Greene tweeted that “there had been massive electoral fraud on a scale that should terrify all Americans, regardless of their political party.”
Facts first: This is, again, simply wrong. There is no evidence of massive voter fraud – as a Republican election officials across the country and former Trump-appointed attorney general William Barr have recognized. Rather, there was isolated instances alleged fraud by isolated voters, far too minor to have affected the outcome.
In court, even Trump’s own legal team often declined to allege mass fraud – instead focusing on complaints about the law and procedure. But Trump’s team still lost case after case.

The integrity of the election

We will address three related claims under this one heading.

Greene Many times called the presidential election “Fly“She Many times referred to some of President-elect Joe Biden’s electoral votes as “fraudulent. “And she explicitly claims that Biden “lost” the election and that Trump “won”.

Facts first: All three statements are false. Biden won the election, fairly and legally. There is no evidence to the contrary. Trump’s various allegations of alleged fraud and alleged electoral rigging were dismissed in court and debunked at length by officials and fact-checkers.

The presidential election in Georgia

Greene criticized Gabriel Sterling, a senior official in the office of Georgia’s top election official, Secretary of State Brad Raffensperger. She tweeted, “You organized a Nov. 3 election that was stolen because you SOS idiots mailed millions of postal ballots to everyone while GA was an open state.”
Facts first: Georgia’s presidential election was not “stolen”. Biden won the state fair and the plaza, as confirmed three counts ballots and a Audit signatures of some voters.
Georgia was not one of the states to send a postal ballot to every eligible registered voter; a ballot was only sent to an eligible voter who requested it. Georgia needs no excuse to vote by absentee, but this no-excuse policy was created by the state’s Republican leaders in 2005, not Raffensperger himself.

Senatorial elections in Georgia

Greene tweeted: “… Georgia state leaders refused to listen to Georgian taxpayers. They refused to change anything after allowing @ realDonaldTrump’s election theft. And they refused to # StopTheSteaI with our two Senate seats. “
Facts first: There was no “theft” of the two Georgia Senate seats; Democrats Jon Ossoff and Raphael Warnock won fair and equitable in the January elections. Their Republican opponents, David Perdue and Kelly loeffler, both conceded defeat.

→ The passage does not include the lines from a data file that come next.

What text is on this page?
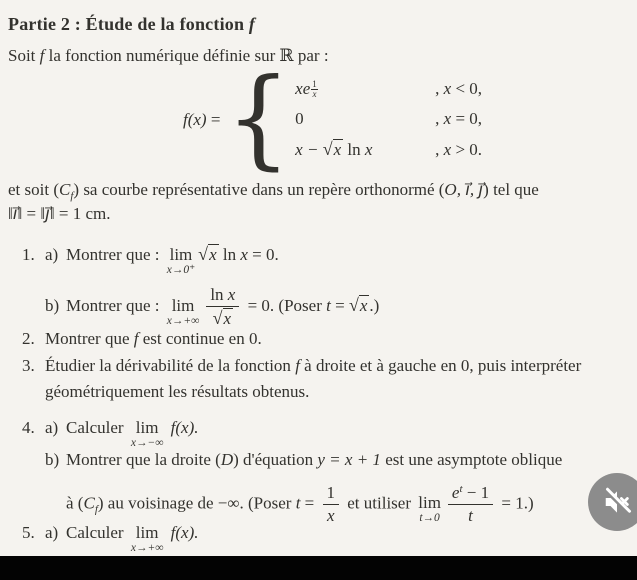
Partie 2 : Étude de la fonction f
Soit f la fonction numérique définie sur ℝ par :
f(x) = { xe $\frac{1}{x}$	, x < 0,
0	, x = 0,
x − √x ln x	, x > 0.
et soit $(C_f)$ sa courbe représentative dans un repère orthonormé (O, i⃗, j⃗) tel que
‖i⃗‖ = ‖j⃗‖ = 1 cm.
1. a) Montrer que : lim
x→0⁺
√x ln x = 0.
b) Montrer que : lim
$x\to+\infty \frac{\text{ln x}}{√x} = 0$. (Poser t = √x .)
2. Montrer que f est continue en 0.
3. Étudier la dérivabilité de la fonction f à droite et à gauche en 0, puis interpréter
géométriquement les résultats obtenus.
4. a) Calculer lim
x→−∞
f(x).
b) Montrer que la droite (D) d'équation y = x + 1 est une asymptote oblique
à $(C_f)$ au voisinage de −∞. (Poser $t = \frac{1}{x}$ et utiliser lim
$t\to 0 \frac{e^t - 1}{t} = 1$.)
5. a) Calculer lim
x→+∞
f(x).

The presidential election in Pennsylvania

Greene tweeted, “202,377 more votes than voters voting in Pennsylvania! This is called voter fraud.”
Facts first: False again. State officials and auditors explained several times that the claim that Pennsylvania had more votes than registered voters is simply not true; Greene was citing an incorrect figure from a Republican lawmaker who had relied on incomplete data.

The first amendment

The day after Trump’s @realDonaldTrump Twitter account was banned, Greene tweeted“Yesterday they crushed the First Amendment. You can see what will follow. I swear to do everything I can to protect the rights of the US Second Amendment.”

Facts first: No one crushed the First Amendment on January 8. Greene didn’t explicitly say she was talking about Twitter’s decision to suspend Trump’s account, but if she was, it was clearly inaccurate. The First Amendment prohibits the government from silencing citizens, but it does not oblige businesses, including social media companies like Twitter, to allow citizens to express themselves freely.

Violence in 2020

Greene tweeted, “ZERO Democrats condemned the political violence of the BLM / Antifa terrorists that lasted throughout 2020. Instead, each of them fanned the flames of hatred.”
Facts first: Many Democrats – including Biden, House tenant Nancy Pelosi and senior members from the party’s Congress caucus – condemned riots and looting last year while supporting the peaceful Black Lives Matter protests against racism and police brutality.

Republicans are entitled to argue that Democrats should have issued such condemnations with more force or frequency, or that they should have been more explicit in identifying the perpetrators, but it is just incorrect to say or suggest that ‘They haven’t issued any convictions at all.